Steve Rogers, avec sa perle finement sculptée en bois, incarnait la force, la loyauté et le courage. Tony Stark, arborant une perle en verre, représentait l'intelligence et l'ingéniosité. Bruce Banner, portant une perle de culture, symbolisait la dualité entre la force brute et la vulnérabilité. Quant à Clint Barton et Natasha Romanov, leurs perles dorées reflétaient leur maîtrise inégalée des compétences et des talents. En tant qu'archer et espionne d'élite, ils étaient redoutables dans l'art du combat et de l'infiltration.
Je savais que nos forces combinées étaient suffisamment puissantes pour affronter Thanos et l'empêcher de s'emparer du contrôle de la Terre.
Une course contre la montre débuta. J'étais constamment sur mes gardes, anticipant les mouvements du sorcier, exploitant ses ambitions et ses faiblesses.
Il m'était douloureux de voir mes compagnons me considérer comme un ennemi, de jouer avec leurs craintes et leurs doutes. Mon plan était conçu pour semer la discorde, les poussant à se réunir et faire face à un ennemi commun. Mais cela ne rendait pas la trahison plus facile à supporter.
Chaque regard chargé de méfiance et chaque parole empreinte de colère étaient comme des coups portés à mon cœur. Je me raccrochais à l'espoir que, lorsque la vérité éclaterait, ils comprendraient mes intentions et trouveraient en moi un allié fidèle.

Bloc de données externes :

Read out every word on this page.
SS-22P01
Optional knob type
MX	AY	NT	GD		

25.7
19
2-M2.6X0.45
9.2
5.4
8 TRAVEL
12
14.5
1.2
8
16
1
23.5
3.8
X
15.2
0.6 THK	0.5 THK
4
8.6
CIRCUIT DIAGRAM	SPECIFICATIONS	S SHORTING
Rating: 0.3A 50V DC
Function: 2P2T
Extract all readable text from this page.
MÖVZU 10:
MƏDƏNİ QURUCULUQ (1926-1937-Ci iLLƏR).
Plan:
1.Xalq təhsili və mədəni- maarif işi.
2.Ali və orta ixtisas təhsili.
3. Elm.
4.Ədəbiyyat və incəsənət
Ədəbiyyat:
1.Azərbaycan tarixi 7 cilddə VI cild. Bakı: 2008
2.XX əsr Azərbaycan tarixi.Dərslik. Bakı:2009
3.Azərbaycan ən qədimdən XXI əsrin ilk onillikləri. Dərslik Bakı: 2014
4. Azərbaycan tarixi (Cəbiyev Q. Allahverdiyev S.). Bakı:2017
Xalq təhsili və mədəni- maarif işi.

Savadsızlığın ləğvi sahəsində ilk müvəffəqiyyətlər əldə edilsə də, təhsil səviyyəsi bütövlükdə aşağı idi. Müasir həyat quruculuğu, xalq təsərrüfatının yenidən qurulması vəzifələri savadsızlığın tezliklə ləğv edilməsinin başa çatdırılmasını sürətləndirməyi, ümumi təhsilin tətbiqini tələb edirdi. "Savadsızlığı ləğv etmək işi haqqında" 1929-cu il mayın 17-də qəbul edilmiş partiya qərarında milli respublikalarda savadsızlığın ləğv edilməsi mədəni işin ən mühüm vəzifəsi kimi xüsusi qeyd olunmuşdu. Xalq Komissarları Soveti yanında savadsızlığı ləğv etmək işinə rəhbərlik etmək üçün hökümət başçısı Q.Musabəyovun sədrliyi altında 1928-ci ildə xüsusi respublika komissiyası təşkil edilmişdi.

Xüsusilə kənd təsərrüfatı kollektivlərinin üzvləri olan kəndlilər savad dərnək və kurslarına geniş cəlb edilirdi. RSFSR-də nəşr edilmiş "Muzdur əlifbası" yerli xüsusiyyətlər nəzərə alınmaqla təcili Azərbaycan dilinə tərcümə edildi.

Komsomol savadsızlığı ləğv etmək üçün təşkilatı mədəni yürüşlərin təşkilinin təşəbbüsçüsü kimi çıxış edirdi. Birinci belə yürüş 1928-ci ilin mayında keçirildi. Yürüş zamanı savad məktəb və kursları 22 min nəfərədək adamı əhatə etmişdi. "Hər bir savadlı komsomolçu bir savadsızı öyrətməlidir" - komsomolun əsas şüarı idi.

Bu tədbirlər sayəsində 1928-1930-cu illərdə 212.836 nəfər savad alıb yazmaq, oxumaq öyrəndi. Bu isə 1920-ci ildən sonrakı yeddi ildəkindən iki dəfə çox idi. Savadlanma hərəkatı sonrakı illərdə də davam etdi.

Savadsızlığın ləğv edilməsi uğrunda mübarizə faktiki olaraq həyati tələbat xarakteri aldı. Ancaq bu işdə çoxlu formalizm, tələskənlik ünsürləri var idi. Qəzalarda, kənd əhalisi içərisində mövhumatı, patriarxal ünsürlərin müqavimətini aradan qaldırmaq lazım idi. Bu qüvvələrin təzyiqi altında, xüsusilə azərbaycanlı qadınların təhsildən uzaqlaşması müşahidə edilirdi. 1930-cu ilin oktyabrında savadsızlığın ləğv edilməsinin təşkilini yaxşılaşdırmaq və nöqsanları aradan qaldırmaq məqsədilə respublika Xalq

Puis, enfin, nous remportâmes la victoire.
Un détail crucial m'avait cependant échappé : ma magie cruellement affaiblie par ma condition de mortel. Désormais muet, les sorts que je pouvais autrefois formuler avec aisance étaient devenus faibles et impuissants. Mes ressources magiques s'amenuisaient rapidement, au point que je peinais à rester debout.
Puis vint le moment où Tony fut blessé. Je puisai alors dans mes dernières ressources, sacrifiant ce qu'il me restait de magie pour le sauver.

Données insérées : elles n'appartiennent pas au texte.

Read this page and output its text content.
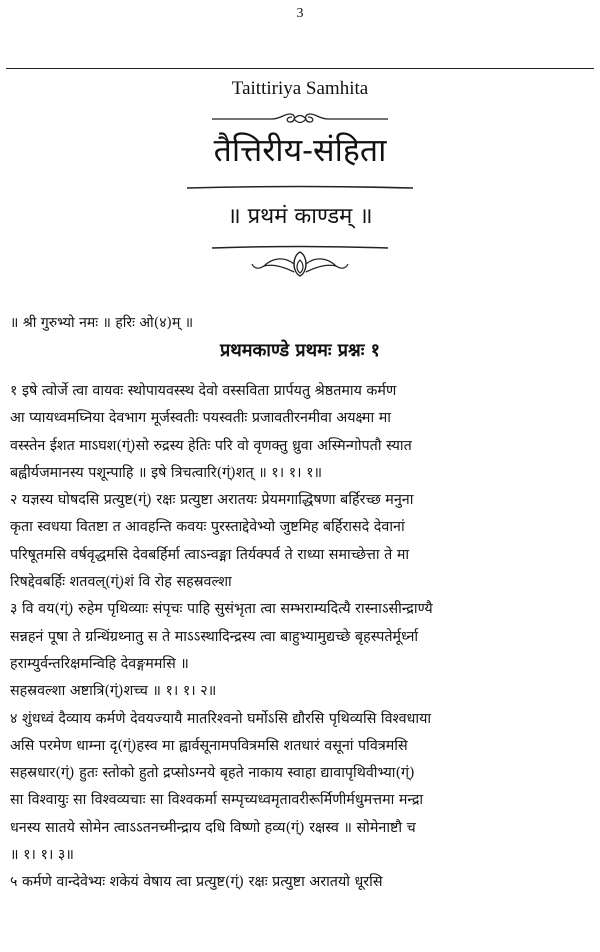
3
Taittiriya Samhita
तैत्तिरीय-संहिता
॥ प्रथमं काण्डम् ॥
॥ श्री गुरुभ्यो नमः ॥ हरिः ओ(४)म् ॥
प्रथमकाण्डे प्रथमः प्रश्नः १
१ इषे त्वोर्जे त्वा वायवः स्थोपायवस्स्थ देवो वस्सविता प्रार्पयतु श्रेष्ठतमाय कर्मण
आ प्यायध्वमघ्निया देवभाग मूर्जस्वतीः पयस्वतीः प्रजावतीरनमीवा अयक्ष्मा मा
वस्स्तेन ईशत माऽघश(ग्ं)सो रुद्रस्य हेतिः परि वो वृणक्तु ध्रुवा अस्मिन्गोपतौ स्यात
बह्वीर्यजमानस्य पशून्पाहि ॥ इषे त्रिचत्वारि(ग्ं)शत् ॥ १। १। १॥
२ यज्ञस्य घोषदसि प्रत्युष्ट(ग्ं) रक्षः प्रत्युष्टा अरातयः प्रेयमगाद्धिषणा बर्हिरच्छ मनुना
कृता स्वधया वितष्टा त आवहन्ति कवयः पुरस्ताद्देवेभ्यो जुष्टमिह बर्हिरासदे देवानां
परिषूतमसि वर्षवृद्धमसि देवबर्हिर्मा त्वाऽन्वङ्मा तिर्यक्पर्व ते राध्या समाच्छेत्ता ते मा
रिषद्देवबर्हिः शतवल्(ग्ं)शं वि रोह सहस्रवल्शा
३ वि वय(ग्ं) रुहेम पृथिव्याः संपृचः पाहि सुसंभृता त्वा सम्भराम्यदित्यै रास्नाऽसीन्द्राण्यै
सन्नहनं पूषा ते ग्रन्थिंग्रथ्नातु स ते माऽऽस्थादिन्द्रस्य त्वा बाहुभ्यामुद्यच्छे बृहस्पतेर्मूर्ध्ना
हराम्युर्वन्तरिक्षमन्विहि देवङ्गममसि ॥
सहस्रवल्शा अष्टात्रि(ग्ं)शच्च ॥ १। १। २॥
४ शुंधध्वं दैव्याय कर्मणे देवयज्यायै मातरिश्वनो घर्मोऽसि द्यौरसि पृथिव्यसि विश्वधाया
असि परमेण धाम्ना दृ(ग्ं)हस्व मा ह्वार्वसूनामपवित्रमसि शतधारं वसूनां पवित्रमसि
सहस्रधार(ग्ं) हुतः स्तोको हुतो द्रप्सोऽग्नये बृहते नाकाय स्वाहा द्यावापृथिवीभ्या(ग्ं)
सा विश्वायुः सा विश्वव्यचाः सा विश्वकर्मा सम्पृच्यध्वमृतावरीरूर्मिणीर्मधुमत्तमा मन्द्रा
धनस्य सातये सोमेन त्वाऽऽतनच्मीन्द्राय दधि विष्णो हव्य(ग्ं) रक्षस्व ॥ सोमेनाष्टौ च
॥ १। १। ३॥
५ कर्मणे वान्देवेभ्यः शकेयं वेषाय त्वा प्रत्युष्ट(ग्ं) रक्षः प्रत्युष्टा अरातयो धूरसि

Yinsen avait eu raison au sujet de l'amour. J'étais prêt à accepter mon destin, heureux de pouvoir mourir aux côtés de ceux que j'avais appris à aimer.
D'un bond, je m'éveillai, haletant, sur une table d'opération. Des fils étranges étaient reliés à tout mon corps, et je les arrachai vivement de ma peau. Autour de moi, des machines clignotaient avec un bruit d'alarme inquiétant.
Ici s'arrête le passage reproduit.